A bit late in the day writing about this production in my slightly mental year, but this was the second in the double bill at Northern Stage celebrating strong female protagonists. After Frankenstein, also adapted by Selma Dimitrijevic, Hedda was an interesting contrast. I have always found it a difficult play, the paradox of a woman who is so paralysed by fear of scandal that she cannot walk out of a loveless marriage and seems to opt for suicide, rather than become ensnared in the hinted at sex games of the manipulative Judge Brack. Ibsen doesn’t really explore mental heath in our modern sense, but it is there within the play as Hedda swings from wild elation at her influence on Loveborg to acts of impulsive destructiveness such as when she burns his manuscript.
I haven’t seen Ivan van Hoe’s NT version and am a great admirer of his work but for our version of Hedda I felt we really had to refer in some way to the period however stripped back and abstract the world could be in the design, the moral universe the characters inhabit seems to need a set of social constraints in which a free acting independent woman feels so trapped. The irony is that Thea, who Hedda patronises for her small mindedness, has actually made a completely life changing decision to leave her oppressive husband and step children and follow Loveborg into town, the play ends in her finding a new soul mate in Tesman while all options for Hedda seem shut out.
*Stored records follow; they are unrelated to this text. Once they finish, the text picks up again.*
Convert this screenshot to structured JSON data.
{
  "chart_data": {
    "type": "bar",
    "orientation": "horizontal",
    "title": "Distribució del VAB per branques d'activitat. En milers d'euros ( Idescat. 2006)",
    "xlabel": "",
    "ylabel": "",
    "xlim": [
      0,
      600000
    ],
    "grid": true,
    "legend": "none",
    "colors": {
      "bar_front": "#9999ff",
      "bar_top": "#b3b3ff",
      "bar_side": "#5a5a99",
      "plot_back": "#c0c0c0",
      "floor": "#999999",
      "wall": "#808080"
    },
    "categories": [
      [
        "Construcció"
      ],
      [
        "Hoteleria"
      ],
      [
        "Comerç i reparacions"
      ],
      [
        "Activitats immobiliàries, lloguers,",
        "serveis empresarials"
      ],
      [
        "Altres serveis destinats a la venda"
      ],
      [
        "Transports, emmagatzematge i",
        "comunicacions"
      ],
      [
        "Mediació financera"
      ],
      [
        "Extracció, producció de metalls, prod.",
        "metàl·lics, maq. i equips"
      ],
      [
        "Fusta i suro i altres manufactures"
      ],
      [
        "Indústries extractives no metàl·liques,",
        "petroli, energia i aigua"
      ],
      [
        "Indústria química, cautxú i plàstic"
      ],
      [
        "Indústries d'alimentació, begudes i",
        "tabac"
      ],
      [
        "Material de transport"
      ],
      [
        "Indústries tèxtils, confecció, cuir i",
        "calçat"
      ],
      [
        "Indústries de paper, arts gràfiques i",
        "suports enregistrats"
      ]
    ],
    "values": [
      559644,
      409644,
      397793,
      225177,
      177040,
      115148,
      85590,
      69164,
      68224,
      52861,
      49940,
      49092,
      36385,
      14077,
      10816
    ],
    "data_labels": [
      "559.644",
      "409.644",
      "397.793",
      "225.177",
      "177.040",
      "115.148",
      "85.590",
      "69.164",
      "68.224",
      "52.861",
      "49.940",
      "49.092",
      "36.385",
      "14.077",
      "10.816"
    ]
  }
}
As we approached the design of the clothes I wanted to refer to period, but looked at contemporary references too; Tilda Swinton in a teal dressing gown in paired the colour choices for Hedda, a bold, brilliant jewel colour in contrast to the blacks of Aunt Julie (always in mourning for somebody ) and formality of mens’ evening wear. We were interested too in the corset as symbol of female constraint. For Loveborg the burnt out attraction of a Pete Doherty, in skinny jeans and chelsea boots with a shapeless period jacket.So in each character finding elements of the modern and fusing them with a period silhouette. Selma’s boldest intervention in the piece was to allow Hedda to stop time , for us to be able to see the world for a moment through her eyes as she scrutinises those around her. This idea developed into before Hedda shooting herself she sang an impassioned solo, then she killed herself in front of us, before reviving as a contemporary woman who rejects the constraints of her costume and storms out of the theatre!